Dr. Williamson was born in Superior, Wisconsin. He graduated from Superior Central High School, before going on to receive a BS in management from MIT in 1955, and then an MBA from Stanford in 1960, and finally a PhD from Carnegie Mellon in 1963.

Dr. Williamson began his teaching career at the University of California, Berkeley, where he was an assistant professor of economics in the undergraduate program. In 1965, he moved to the Wharton School at the University of Pennsylvania as an associate professor. He was promoted to professor three years later. Dr. Williamson served as the Charles and William L. Day Professor of Economics, Law and Public Policy, and he chaired the economics department from 1971-1972 and from 1976-1977. He also served as director of Penn’s Center for the Study of Organizational Innovation from 1976-1983. He went on leave in 1972 to complete a monograph for the Brookings Institution called Theories of Firm and Market Structures. While at Penn, he also won a Guggenheim Fellowship to conduct comparative studies in industrial organization (Almanac April 19, 1977). 

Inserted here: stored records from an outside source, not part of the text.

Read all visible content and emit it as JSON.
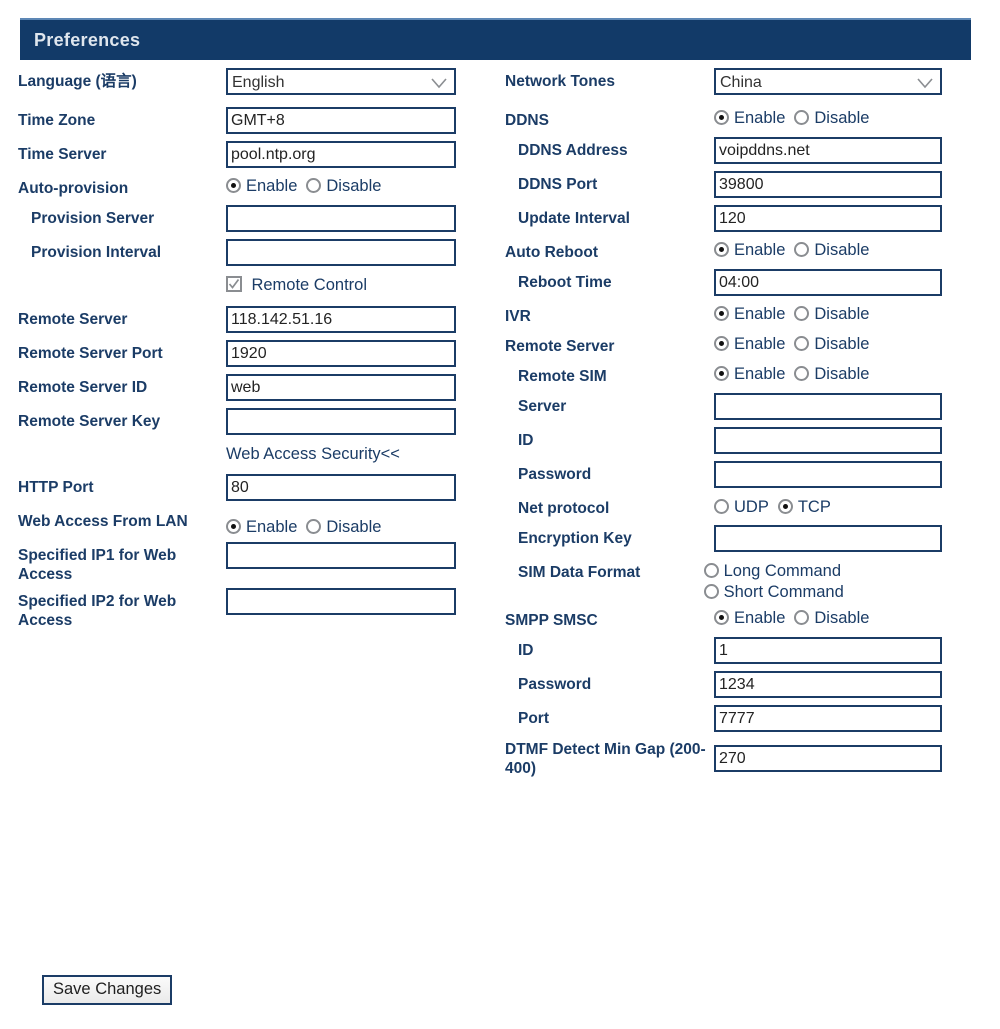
{
  "header": {
    "title": "Preferences",
    "bar_color": "#123a68"
  },
  "theme": {
    "label_color": "#1b3c66",
    "border_color": "#1b3c66",
    "text_color": "#232323"
  },
  "icons": {
    "dropdown": "chevron-down-icon",
    "checkmark": "check-icon"
  },
  "options": {
    "enable": "Enable",
    "disable": "Disable",
    "udp": "UDP",
    "tcp": "TCP",
    "long_command": "Long Command",
    "short_command": "Short Command"
  },
  "left": {
    "language": {
      "label": "Language (语言)",
      "value": "English"
    },
    "time_zone": {
      "label": "Time Zone",
      "value": "GMT+8",
      "placeholder": ""
    },
    "time_server": {
      "label": "Time Server",
      "value": "pool.ntp.org",
      "placeholder": ""
    },
    "auto_provision": {
      "label": "Auto-provision",
      "selected": "Enable"
    },
    "provision_server": {
      "label": "Provision Server",
      "value": "",
      "placeholder": ""
    },
    "provision_interval": {
      "label": "Provision Interval",
      "value": "",
      "placeholder": ""
    },
    "remote_control": {
      "label": "Remote Control",
      "checked": true
    },
    "remote_server": {
      "label": "Remote Server",
      "value": "118.142.51.16",
      "placeholder": ""
    },
    "remote_server_port": {
      "label": "Remote Server Port",
      "value": "1920",
      "placeholder": ""
    },
    "remote_server_id": {
      "label": "Remote Server ID",
      "value": "web",
      "placeholder": ""
    },
    "remote_server_key": {
      "label": "Remote Server Key",
      "value": "",
      "placeholder": ""
    },
    "web_access_security_link": "Web Access Security<<",
    "http_port": {
      "label": "HTTP Port",
      "value": "80",
      "placeholder": ""
    },
    "web_access_from_lan": {
      "label": "Web Access From LAN",
      "selected": "Enable"
    },
    "specified_ip1": {
      "label": "Specified IP1 for Web Access",
      "value": "",
      "placeholder": ""
    },
    "specified_ip2": {
      "label": "Specified IP2 for Web Access",
      "value": "",
      "placeholder": ""
    }
  },
  "right": {
    "network_tones": {
      "label": "Network Tones",
      "value": "China"
    },
    "ddns": {
      "label": "DDNS",
      "selected": "Enable"
    },
    "ddns_address": {
      "label": "DDNS Address",
      "value": "voipddns.net",
      "placeholder": ""
    },
    "ddns_port": {
      "label": "DDNS Port",
      "value": "39800",
      "placeholder": ""
    },
    "update_interval": {
      "label": "Update Interval",
      "value": "120",
      "placeholder": ""
    },
    "auto_reboot": {
      "label": "Auto Reboot",
      "selected": "Enable"
    },
    "reboot_time": {
      "label": "Reboot Time",
      "value": "04:00",
      "placeholder": ""
    },
    "ivr": {
      "label": "IVR",
      "selected": "Enable"
    },
    "remote_server": {
      "label": "Remote Server",
      "selected": "Enable"
    },
    "remote_sim": {
      "label": "Remote SIM",
      "selected": "Enable"
    },
    "server": {
      "label": "Server",
      "value": "",
      "placeholder": ""
    },
    "id": {
      "label": "ID",
      "value": "",
      "placeholder": ""
    },
    "password": {
      "label": "Password",
      "value": "",
      "placeholder": ""
    },
    "net_protocol": {
      "label": "Net protocol",
      "selected": "TCP"
    },
    "encryption_key": {
      "label": "Encryption Key",
      "value": "",
      "placeholder": ""
    },
    "sim_data_format": {
      "label": "SIM Data Format",
      "selected": ""
    },
    "smpp_smsc": {
      "label": "SMPP SMSC",
      "selected": "Enable"
    },
    "smpp_id": {
      "label": "ID",
      "value": "1",
      "placeholder": ""
    },
    "smpp_password": {
      "label": "Password",
      "value": "1234",
      "placeholder": ""
    },
    "smpp_port": {
      "label": "Port",
      "value": "7777",
      "placeholder": ""
    },
    "dtmf_min_gap": {
      "label": "DTMF Detect Min Gap (200-400)",
      "value": "270",
      "placeholder": ""
    }
  },
  "footer": {
    "save_label": "Save Changes"
  }
}
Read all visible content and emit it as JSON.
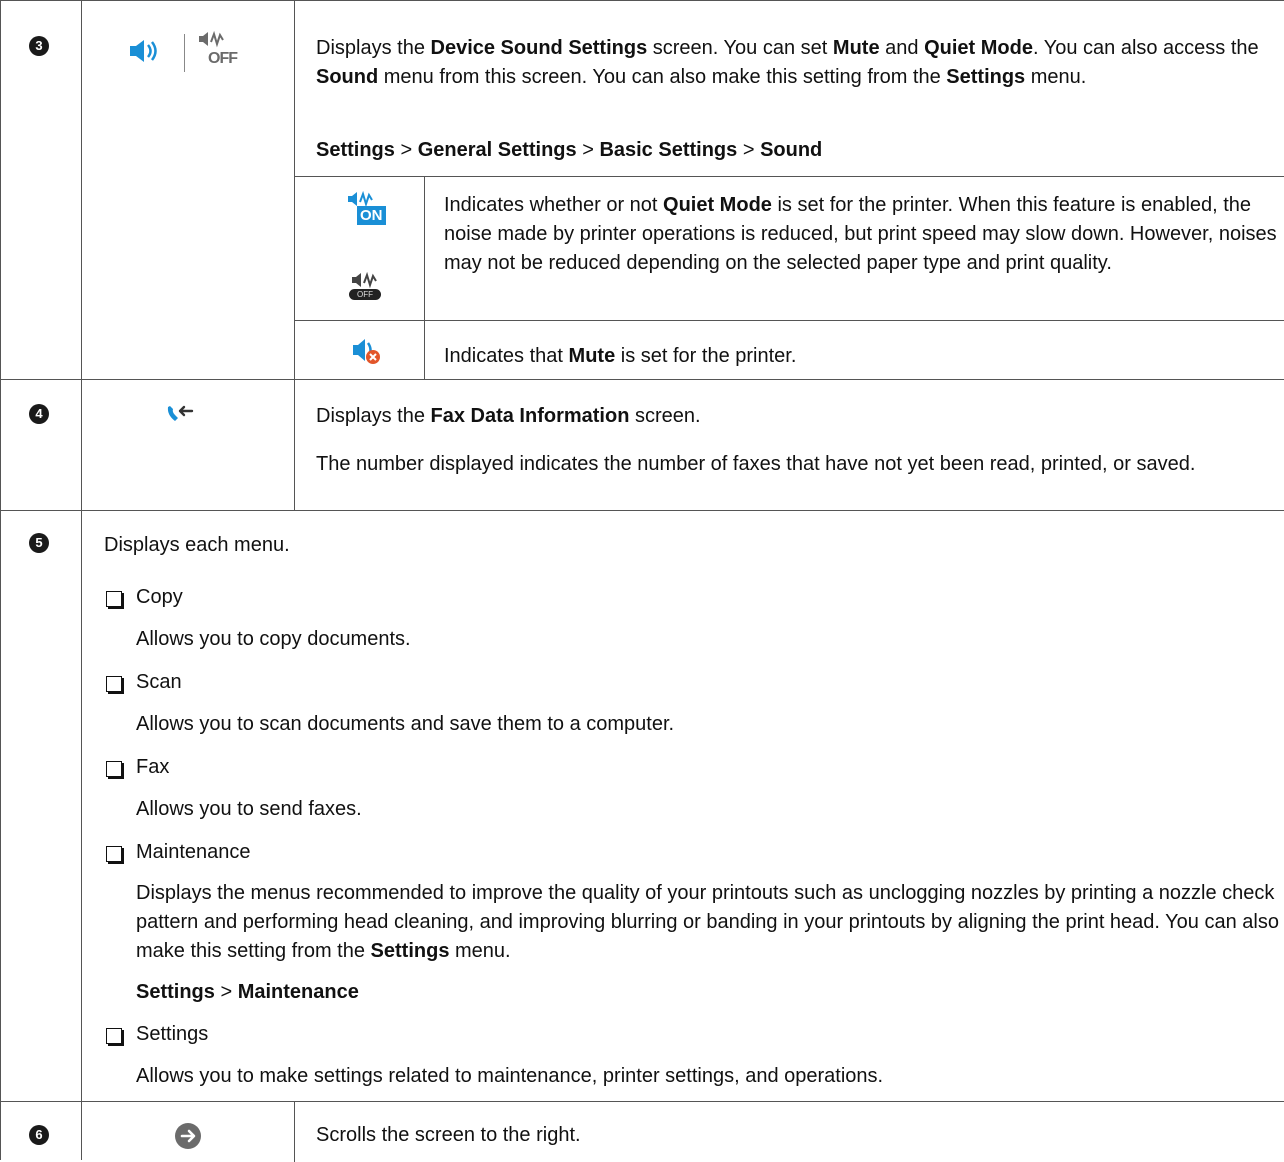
{
  "rows": {
    "r3": {
      "number": "3",
      "desc": {
        "pre": "Displays the ",
        "b1": "Device Sound Settings",
        "m1": " screen. You can set ",
        "b2": "Mute",
        "m2": " and ",
        "b3": "Quiet Mode",
        "m3": ". You can also access the ",
        "b4": "Sound",
        "m4": " menu from this screen. You can also make this setting from the ",
        "b5": "Settings",
        "m5": " menu."
      },
      "path": {
        "p1": "Settings",
        "sep1": " > ",
        "p2": "General Settings",
        "sep2": " > ",
        "p3": "Basic Settings",
        "sep3": " > ",
        "p4": "Sound"
      },
      "sub1": {
        "pre": "Indicates whether or not ",
        "b1": "Quiet Mode",
        "post": " is set for the printer. When this feature is enabled, the noise made by printer operations is reduced, but print speed may slow down. However, noises may not be reduced depending on the selected paper type and print quality.",
        "icon_on_label": "ON",
        "icon_off_label": "OFF"
      },
      "sub2": {
        "pre": "Indicates that ",
        "b1": "Mute",
        "post": " is set for the printer."
      },
      "icon_label": "OFF"
    },
    "r4": {
      "number": "4",
      "line1": {
        "pre": "Displays the ",
        "b1": "Fax Data Information",
        "post": " screen."
      },
      "line2": "The number displayed indicates the number of faxes that have not yet been read, printed, or saved."
    },
    "r5": {
      "number": "5",
      "intro": "Displays each menu.",
      "items": [
        {
          "label": "Copy",
          "desc": "Allows you to copy documents."
        },
        {
          "label": "Scan",
          "desc": "Allows you to scan documents and save them to a computer."
        },
        {
          "label": "Fax",
          "desc": "Allows you to send faxes."
        },
        {
          "label": "Maintenance",
          "desc_pre": "Displays the menus recommended to improve the quality of your printouts such as unclogging nozzles by printing a nozzle check pattern and performing head cleaning, and improving blurring or banding in your printouts by aligning the print head. You can also make this setting from the ",
          "desc_b": "Settings",
          "desc_post": " menu.",
          "path_b1": "Settings",
          "path_sep": " > ",
          "path_b2": "Maintenance"
        },
        {
          "label": "Settings",
          "desc": "Allows you to make settings related to maintenance, printer settings, and operations."
        }
      ]
    },
    "r6": {
      "number": "6",
      "desc": "Scrolls the screen to the right."
    }
  },
  "colors": {
    "accent_blue": "#1a8fd6",
    "mute_red": "#e2562a",
    "icon_gray": "#6b6b6b"
  }
}
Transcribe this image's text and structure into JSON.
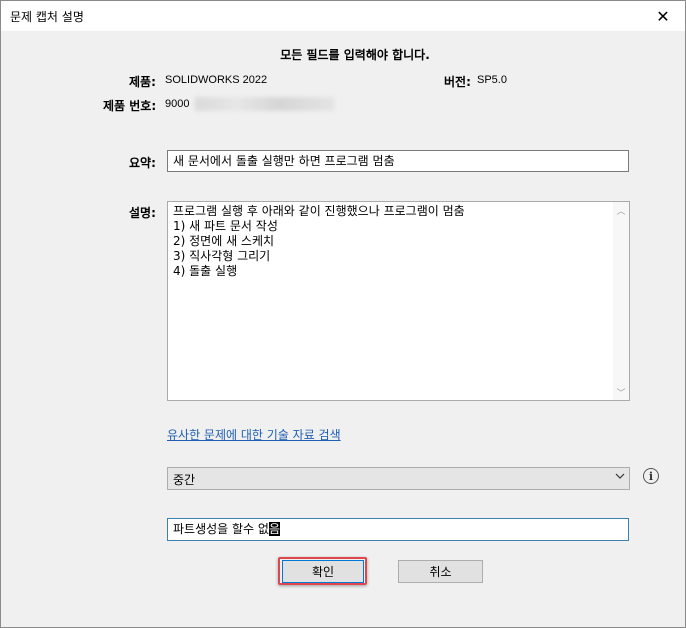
{
  "dialog": {
    "title": "문제 캡처 설명",
    "close_glyph": "✕"
  },
  "required_message": "모든 필드를 입력해야 합니다.",
  "product": {
    "label": "제품:",
    "value": "SOLIDWORKS 2022"
  },
  "version": {
    "label": "버전:",
    "value": "SP5.0"
  },
  "product_number": {
    "label": "제품 번호:",
    "value": "9000"
  },
  "summary": {
    "label": "요약:",
    "value": "새 문서에서 돌출 실행만 하면 프로그램 멈춤"
  },
  "description": {
    "label": "설명:",
    "lines": [
      "프로그램 실행 후 아래와 같이 진행했으나 프로그램이 멈춤",
      "1) 새 파트 문서 작성",
      "2) 정면에 새 스케치",
      "3) 직사각형 그리기",
      "4) 돌출 실행"
    ]
  },
  "search_link": "유사한 문제에 대한 기술 자료 검색",
  "severity": {
    "selected": "중간"
  },
  "info_glyph": "i",
  "extra_input": {
    "value": "파트생성을 할수 없",
    "caret_char": "음"
  },
  "buttons": {
    "ok": "확인",
    "cancel": "취소"
  },
  "colors": {
    "accent": "#0078d7",
    "highlight": "#e0474c",
    "link": "#1f5fb3"
  }
}
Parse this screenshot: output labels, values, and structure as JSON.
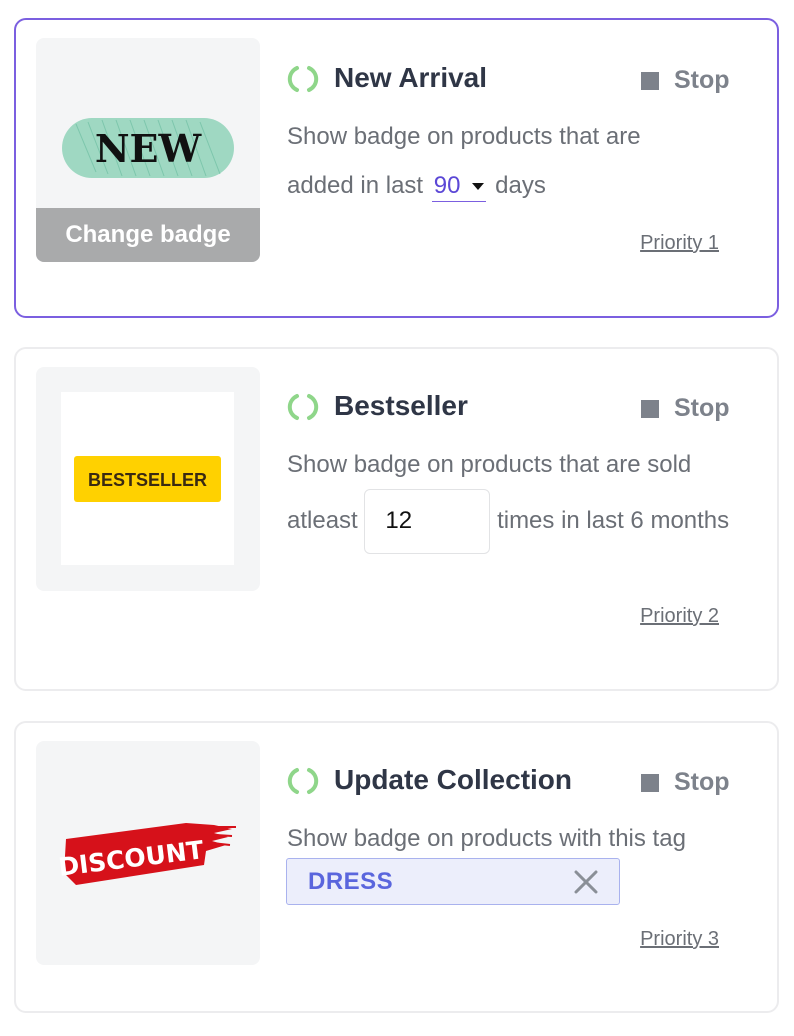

He left Penn in 1983 to join the faculty at Yale. In 1988, he returned to Berkeley, where he became the Edgar F. Kaiser Professor Emeritus of Business, Economics and Law. There, he created a world-renowned PhD workshop known today as the Williamson Seminar on Institutional Analysis. He retired in 2004.

In 2009, Dr. Williamson and Dr. Elinor Ostrom from Indiana University were awarded the Nobel Prize in Economics for their work in organizational economics and his insights into what is known as the make or buy decision (Almanac October 27, 2009). This is the process by which businesses choose whether to outsource a process, service, or manufacturing function or to perform the work in-house. Hundreds of economists and policy-makers have since applied his framework to situations other than outsourcing, including the boundaries between public and private sector activity.

Traditional economic approaches of the early 1970s did not allow for analysis of governance within organizations. By showing that economics could illuminate the costs and trade-offs that parties make in transactions, Dr. Williamson brought governance and the management of relationships into economic theory. His multidisciplinary approach to analyzing organizational structures was unconventional in economics. 

In 2009, at a press conference to discuss the Nobel Prize, Penn President Amy Gutmann noted that Dr. Williamson “lauded the interdisciplinary climate at Penn, noting that he ‘related immediately to the idea that the social sciences should communicate with one another, and that there are boundaries that we ought to be prepared to cross’” (Almanac November 3, 2009). 

Two of Dr. Williamson’s five books, Markets and Hierarchies: Analysis and Antitrust Implications and The Economic Institutions of Capitalism: Firms, Markets, Relational Contracting are said to be among the most cited in the social sciences.

Dr. Williamson is survived by his sons, Scott (Susanna Krentz), Oliver Jr. (Anna Suszanowicz) and Dean (Mihoko Matsue); daughters Tamara (Don Mohr) and Karen (Robert Indergand); grandchildren Kimberly and Kristin Indergand, Claire and Peter Williamson, and Erin Mohr; niece, Katherine Frisbie; and nephew, Steven Frisbie (Jennifer). A family memorial service will be held at a later time.